Daniel Kinzler wrote:
O. O. schrieb:
Aryeh Gregor wrote:
On Fri, Mar 13, 2009 at 2:44 PM, O. O. olson_ot@yahoo.com wrote:
Hi, I am looking at the dump of the English Wikipedia at http://download.wikimedia.org/enwiki/20081008/ There is a file called “all-titles-in-ns0.gz” which is supposed to contain the List of Page Titles. If I do
cat enwiki-20081008-all-titles-in-ns0 | wc -l
I get 5716820. On the same page, a little above in “pages-articles.xml.bz2” we have “enwiki 7649051 pages”.
The description for pages-articles.xml.bz2 says it contains "Articles, templates, image descriptions, and primary meta-pages." all-titles-in-ns0.gz contains (as the name suggests) only the titles in ns0, i.e., the main namespace, articles. It does not contain templates, image descriptions, or "primary meta-pages" (whatever those are).
Thanks Ilmari and Aryeh.
I am not sure what are “primary meta-pages” – however “templates”, and “image descriptions” do have Titles. You can check this in the online version of the English Wikipedia.

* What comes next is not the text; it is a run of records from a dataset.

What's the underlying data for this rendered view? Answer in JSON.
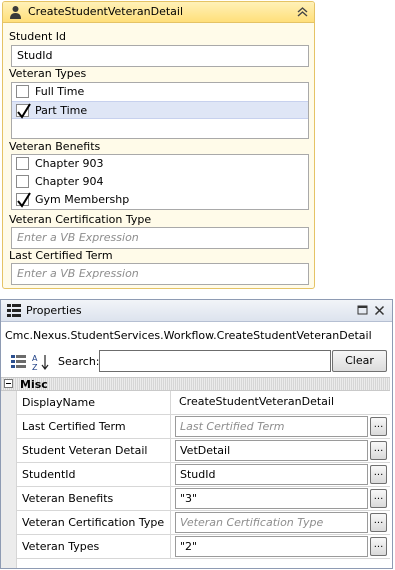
{
  "activity": {
    "title": "CreateStudentVeteranDetail",
    "student_id_label": "Student Id",
    "student_id_value": "StudId",
    "veteran_types_label": "Veteran Types",
    "veteran_types": [
      {
        "label": "Full Time",
        "checked": false
      },
      {
        "label": "Part Time",
        "checked": true
      }
    ],
    "veteran_benefits_label": "Veteran Benefits",
    "veteran_benefits": [
      {
        "label": "Chapter 903",
        "checked": false
      },
      {
        "label": "Chapter 904",
        "checked": false
      },
      {
        "label": "Gym Membershp",
        "checked": true
      }
    ],
    "cert_type_label": "Veteran Certification Type",
    "cert_type_placeholder": "Enter a VB Expression",
    "last_term_label": "Last Certified Term",
    "last_term_placeholder": "Enter a VB Expression"
  },
  "properties": {
    "title": "Properties",
    "object_name": "Cmc.Nexus.StudentServices.Workflow.CreateStudentVeteranDetail",
    "search_label": "Search:",
    "search_value": "",
    "clear_label": "Clear",
    "category": "Misc",
    "rows": [
      {
        "name": "DisplayName",
        "value": "CreateStudentVeteranDetail",
        "placeholder": false,
        "has_button": false
      },
      {
        "name": "Last Certified Term",
        "value": "Last Certified Term",
        "placeholder": true,
        "has_button": true
      },
      {
        "name": "Student Veteran Detail",
        "value": "VetDetail",
        "placeholder": false,
        "has_button": true
      },
      {
        "name": "StudentId",
        "value": "StudId",
        "placeholder": false,
        "has_button": true
      },
      {
        "name": "Veteran Benefits",
        "value": "\"3\"",
        "placeholder": false,
        "has_button": true
      },
      {
        "name": "Veteran Certification Type",
        "value": "Veteran Certification Type",
        "placeholder": true,
        "has_button": true
      },
      {
        "name": "Veteran Types",
        "value": "\"2\"",
        "placeholder": false,
        "has_button": true
      }
    ],
    "ellipsis_label": "..."
  },
  "colors": {
    "activity_border": "#e5c365",
    "activity_header": "#ffdf7a",
    "selected_item": "#dfe6f6"
  }
}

Sure they have titles. But they are not "ns0" and thus not contained in this list. Wich is ns0 only (that is, main "article" namespace).
-- daniel
Thanks Daniel. I had not understood the meaning of NS0. Anyway I found the details of NS0 from http://en.wikipedia.org/wiki/Wikipedia:NS0 However this confuses me even more.

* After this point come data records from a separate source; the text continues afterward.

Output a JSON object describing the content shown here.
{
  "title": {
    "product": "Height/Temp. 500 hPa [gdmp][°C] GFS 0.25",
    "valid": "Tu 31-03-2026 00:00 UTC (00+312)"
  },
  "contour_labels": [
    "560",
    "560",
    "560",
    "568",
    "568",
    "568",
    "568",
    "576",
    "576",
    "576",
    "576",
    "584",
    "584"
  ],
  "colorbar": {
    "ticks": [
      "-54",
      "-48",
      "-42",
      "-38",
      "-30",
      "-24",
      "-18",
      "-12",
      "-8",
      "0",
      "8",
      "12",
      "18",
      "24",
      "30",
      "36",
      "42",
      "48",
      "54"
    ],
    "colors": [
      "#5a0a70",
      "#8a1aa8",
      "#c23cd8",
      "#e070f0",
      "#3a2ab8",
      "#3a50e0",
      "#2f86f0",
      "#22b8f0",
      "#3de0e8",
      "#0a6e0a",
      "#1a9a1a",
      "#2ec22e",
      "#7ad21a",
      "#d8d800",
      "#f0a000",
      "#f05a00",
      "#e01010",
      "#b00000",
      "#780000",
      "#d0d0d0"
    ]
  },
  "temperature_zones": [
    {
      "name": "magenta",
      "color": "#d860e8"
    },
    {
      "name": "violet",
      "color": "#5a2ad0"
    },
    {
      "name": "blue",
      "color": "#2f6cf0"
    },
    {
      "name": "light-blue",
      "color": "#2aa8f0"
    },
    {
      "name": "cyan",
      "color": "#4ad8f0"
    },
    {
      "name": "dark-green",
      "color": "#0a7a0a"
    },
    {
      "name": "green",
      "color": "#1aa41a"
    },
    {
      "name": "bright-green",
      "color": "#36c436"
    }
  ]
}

The above link says that “only articles” and no redirects are in the namespace NS0. Also Talk: pages are not included in the NS0. Then, when the current English Wikipedia advertises 2,791,033 Articles, I cannot understand why the list of Titles contains 5716820 Titles? This is a little more than double?
Thanks for helping out, O. O.